The plan was to drive to London, drop off a painting at the restorer, fly to Munich to visit the Alte Pinakothek, and then return to London to view the Old Master sales, before driving home—perhaps, if I was lucky, with a new painting. In the autumn, when it looked as if Covid was receding, this seemed vaguely sensible. But by the time I was due to leave, a fourth wave had appeared in Germany, new travel restrictions had been imposed across Europe, and Omicron was spreading from South Africa.
I was not to be stopped. Four Covid tests, three registration forms and a Covid passport later, I was in the Alte Pinakothek, which I’d never visited before. To get in, you need to show both proof of vaccination and a negative Covid test within 24 hours. It feels very safe. It was the first time in almost two years I’d been in a museum for a prolonged period of time just focusing on art. Room after room came masterpieces I thought I knew from images, but which astonished me each time. Sixteen Van Dycks! After a while I noticed I wasn’t museum fit—my brain, overwhelmed, needed a rest. By the end I was like Monty Python’s Mr Creosote; just one more “wafer-thin” painting, and my head might have exploded. If you can manage all the Covid protocols, I recommend a visit. You’ll have the place to yourself.
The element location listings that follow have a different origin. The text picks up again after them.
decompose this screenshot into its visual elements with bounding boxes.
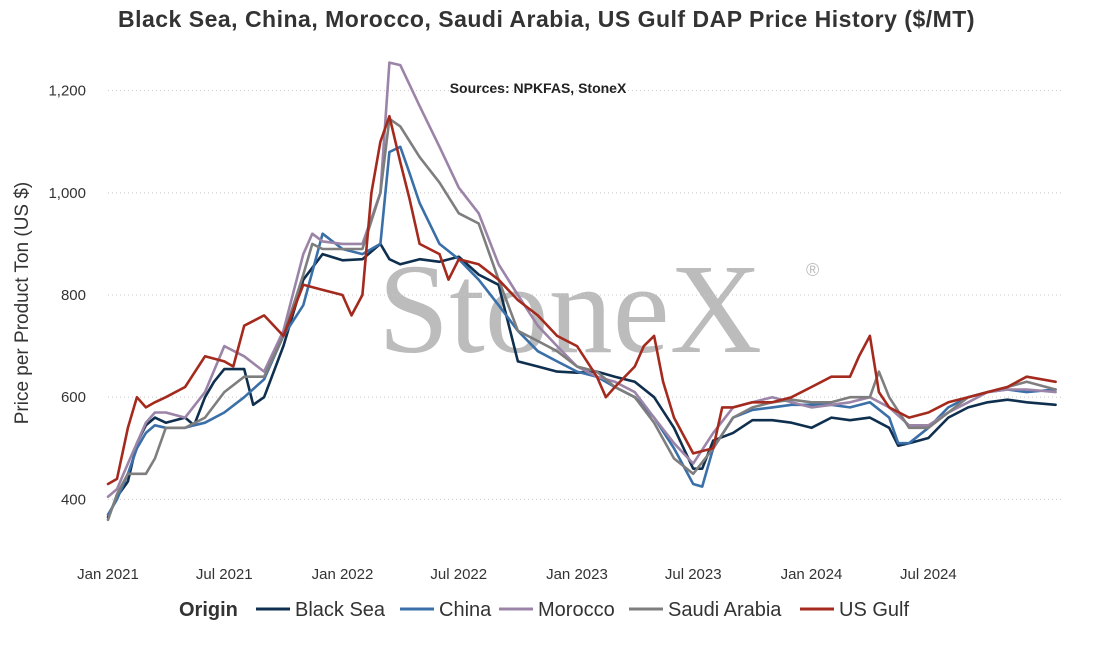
y-tick-label: 600 bbox=[61, 389, 86, 406]
y-tick-label: 800 bbox=[61, 287, 86, 304]
x-tick-label: Jan 2024 bbox=[781, 566, 843, 583]
y-tick-label: 1,000 bbox=[48, 185, 86, 202]
y-tick-label: 400 bbox=[61, 491, 86, 508]
legend-label: Morocco bbox=[538, 599, 615, 621]
legend-label: US Gulf bbox=[839, 599, 909, 621]
legend-title: Origin bbox=[179, 599, 238, 621]
x-tick-label: Jan 2021 bbox=[77, 566, 139, 583]
x-tick-label: Jul 2021 bbox=[196, 566, 253, 583]
chart-title: Black Sea, China, Morocco, Saudi Arabia,… bbox=[117, 6, 976, 32]
y-axis-label: Price per Product Ton (US $) bbox=[12, 182, 33, 425]
x-tick-label: Jul 2024 bbox=[900, 566, 957, 583]
x-axis-ticks: Jan 2021 Jul 2021 Jan 2022 Jul 2022 Jan 2023… bbox=[77, 566, 957, 583]
gridlines bbox=[108, 90, 1062, 500]
x-tick-label: Jul 2022 bbox=[430, 566, 487, 583]
series-line-black-sea bbox=[106, 242, 1057, 519]
x-tick-label: Jan 2022 bbox=[312, 566, 374, 583]
legend-label: Saudi Arabia bbox=[668, 599, 782, 621]
legend-label: Black Sea bbox=[295, 599, 386, 621]
legend: Origin Black Sea China Morocco Saudi Arabia… bbox=[179, 599, 909, 621]
source-annotation: Sources: NPKFAS, StoneX bbox=[450, 80, 627, 96]
series-lines bbox=[106, 61, 1057, 522]
series-line-us-gulf bbox=[106, 114, 1057, 486]
x-tick-label: Jan 2023 bbox=[546, 566, 608, 583]
watermark-registered-mark: ® bbox=[806, 260, 819, 280]
legend-label: China bbox=[439, 599, 492, 621]
series-line-saudi-arabia bbox=[106, 117, 1057, 522]
series-line-china bbox=[106, 145, 1057, 517]
x-tick-label: Jul 2023 bbox=[665, 566, 722, 583]
y-tick-label: 1,200 bbox=[48, 83, 86, 100]
y-axis-ticks: 400 600 800 1,000 1,200 bbox=[48, 83, 86, 509]
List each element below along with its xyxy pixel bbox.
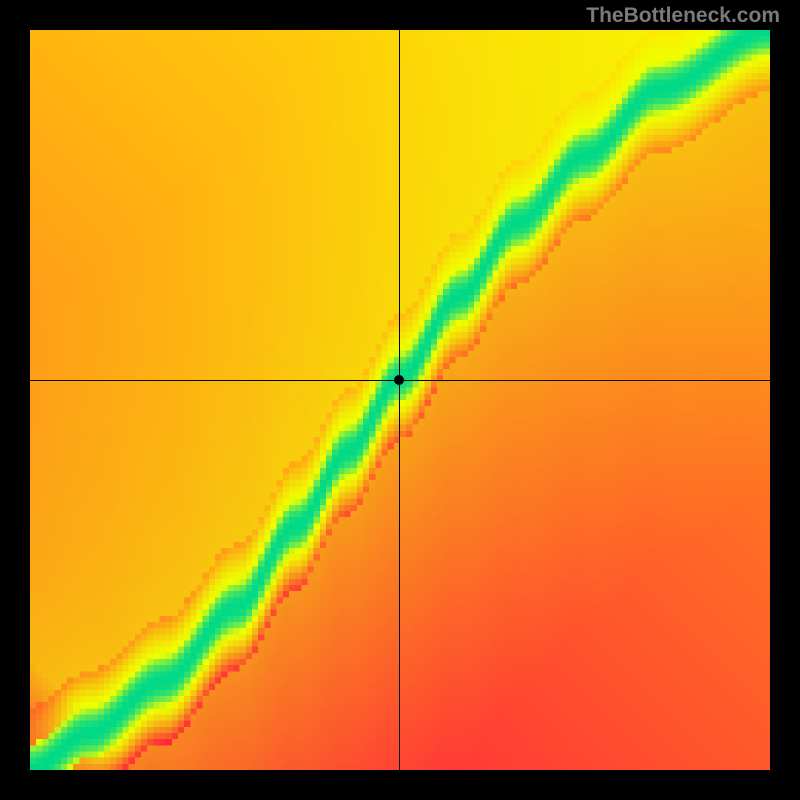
watermark-text: TheBottleneck.com: [586, 4, 780, 28]
crosshair-vertical: [399, 30, 400, 770]
crosshair-marker: [394, 375, 404, 385]
heatmap-plot: [30, 30, 770, 770]
heatmap-canvas: [30, 30, 770, 770]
The London salerooms were busier than I expected. This time Sotheby’s had the more impressive offering. A pair of Van Dyck portraits were hung in pride of place, and fetched over £6m, the second highest price his work has ever achieved. Less successful was a newly discovered landscape by John Constable, which was pitched at £3m-£5m. A more tempting estimate and I’m sure it would have sold just as well, like the Turner painting of Cilgerran Castle estimated at £300,000-£500,000, which made over £1m. There were prices to suit any narrative. A Cornelis Kick flower piece, which in 2011 sold for £61,000, made £226,000 this time, suggesting boom times for the best still-lifes. A landscape by William Ashford made £137,500, only just surpassing the £132,000 it made back in 1991. An unhappy investment. The overall totals from London sales this year are only marginally down from the average of the past six years. Considering the impact of Covid, that’s not too bad.
On the other hand, New York’s Old Master sales seem as robust as ever. With stellar lots such as Botticelli’s $92m Portrait of a Young Man with a Roundel, and the same artist’s $40m Man of Sorrows on offer in January, New York remains the place for Old Masters to compete with Modern and contemporary art. I wonder what effect Brexit is having on the London market. Are European consigners turning to London less? I hear whispers that they are, and note that both Sotheby’s and Christie’s Paris sales have been impressive lately. When in Munich, I visited Hampel Fine Art Auctions. Many of the 100 or so lots in their Old Master sale might have struggled to make the grade for a Christie’s or Sotheby’s day sale, but at Hampel they effortlessly made five and often six figures. Hampel sold just over 100 lots for €4.3m, nearly twice what Christie’s London day sale made.
Overshadowing many of the paintings in London was the Hamilton Aphrodite, a first-century full-length Roman marble. Beautifully carved, as good as anything Canova might have made almost 2,000 years later, the statue seemed to demand worship. I wasn’t surprised it mesmerised bidders up to £18.5m. Sadly, there was no room in my car.